Porträt
Die charmante Mystikerin
Katharina von Siena (1347–1380): Eine Färberstochter zeigt Päpsten und Fürsten, was Courage ist.
Von Christian Feldmann
Einen Dickschädel hatte sie schon als kleines Mädchen: Weil sie die Geschichten von den ägyptischen Wüstenvätern und ihrem harten Büßerleben so beeindruckten, klemmte sie sich eines Tages ein Brot unter den Arm und marschierte durch das Stadttor von Siena hinaus, um die Wüste zu suchen.

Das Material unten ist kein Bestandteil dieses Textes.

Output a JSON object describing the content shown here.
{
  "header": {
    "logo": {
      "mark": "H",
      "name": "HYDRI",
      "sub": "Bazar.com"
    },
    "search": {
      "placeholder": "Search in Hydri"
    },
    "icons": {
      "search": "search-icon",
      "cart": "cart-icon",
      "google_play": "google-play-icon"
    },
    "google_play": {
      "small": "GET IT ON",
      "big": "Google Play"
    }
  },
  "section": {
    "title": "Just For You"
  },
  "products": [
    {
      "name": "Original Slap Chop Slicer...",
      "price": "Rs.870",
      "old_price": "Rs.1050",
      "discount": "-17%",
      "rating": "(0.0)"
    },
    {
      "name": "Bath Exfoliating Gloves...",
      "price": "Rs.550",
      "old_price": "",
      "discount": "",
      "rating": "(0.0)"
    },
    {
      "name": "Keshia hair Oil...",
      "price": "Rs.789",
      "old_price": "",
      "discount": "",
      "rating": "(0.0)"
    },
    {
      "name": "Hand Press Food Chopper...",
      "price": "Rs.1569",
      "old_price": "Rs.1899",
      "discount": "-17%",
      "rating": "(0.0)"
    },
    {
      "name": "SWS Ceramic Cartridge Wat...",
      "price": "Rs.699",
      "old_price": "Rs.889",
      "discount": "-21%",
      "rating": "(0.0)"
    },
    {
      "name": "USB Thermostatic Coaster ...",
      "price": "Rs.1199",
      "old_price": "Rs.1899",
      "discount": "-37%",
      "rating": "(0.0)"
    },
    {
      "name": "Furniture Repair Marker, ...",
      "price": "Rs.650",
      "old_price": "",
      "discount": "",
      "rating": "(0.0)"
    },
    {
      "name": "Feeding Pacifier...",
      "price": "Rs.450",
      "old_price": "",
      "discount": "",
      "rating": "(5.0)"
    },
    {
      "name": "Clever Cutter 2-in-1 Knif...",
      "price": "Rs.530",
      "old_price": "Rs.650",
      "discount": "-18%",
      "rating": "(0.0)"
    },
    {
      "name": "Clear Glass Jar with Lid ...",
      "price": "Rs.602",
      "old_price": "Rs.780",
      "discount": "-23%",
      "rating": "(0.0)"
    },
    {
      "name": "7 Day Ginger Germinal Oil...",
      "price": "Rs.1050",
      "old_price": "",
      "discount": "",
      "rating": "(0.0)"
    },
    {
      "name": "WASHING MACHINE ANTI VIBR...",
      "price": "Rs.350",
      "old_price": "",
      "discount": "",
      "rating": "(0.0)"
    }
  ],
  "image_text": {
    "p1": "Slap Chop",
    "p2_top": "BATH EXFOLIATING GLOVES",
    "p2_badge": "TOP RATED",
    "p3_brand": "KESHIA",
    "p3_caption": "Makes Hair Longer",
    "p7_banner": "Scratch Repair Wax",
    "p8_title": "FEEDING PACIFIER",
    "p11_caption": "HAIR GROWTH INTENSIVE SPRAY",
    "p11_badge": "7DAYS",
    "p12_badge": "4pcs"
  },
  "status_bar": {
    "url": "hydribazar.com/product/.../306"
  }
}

Damals war Katharina vielleicht sechs oder acht Jahre alt, und ihre Mutter, Monna Lapa, hatte ihre liebe Not mit dem ungebärdigen Kind und seinen Träumen. Katharina führte einen zähen Kleinkrieg gegen Monna Lapas Pläne, die Tochter gut zu verheiraten. Dabei war sie auffallend hübsch und pflegte ihre Reize. Aber als ihre Lieblingsschwester im Wochenbett starb, war das ein solcher Schlag für sie, dass sie sich die blonden Locken abschnitt, mit extremen Bußübungen begann – und sich völlig in ihrer Kammer vergrub.
Im Innern freilich machte sie einen stürmischen Lernprozess durch, den sie später im Bild einer Christusvision schilderte: Dem unter Depressionen und verwirrenden erotischen Phantasien leidenden Mädchen erscheint der Gekreuzigte, blutüberströmt und in funkelndem Licht.
»Mein Herr, wo warst du, als mein ganzes Inneres voll dieser Schrecknisse war?« fragt ihn Katharina vorwurfsvoll. »Ich war in deinem Herzen!« antwortet Christus. Und dann befiehlt er der Widerstrebenden, aus ihrem Kämmerchen heraus wieder unter die Menschen zu gehen. Da gehörte die Sechzehnjährige bereits zum Laienorden des heiligen Dominikus, einer Gemeinschaft wohltätiger älterer Witwen. Es war ziemlich kompliziert für das trotz Kahlkopf und Kopftuch immer noch attraktive Mädchen gewesen, Zugang zu dem biederen Kränzchen zu bekommen.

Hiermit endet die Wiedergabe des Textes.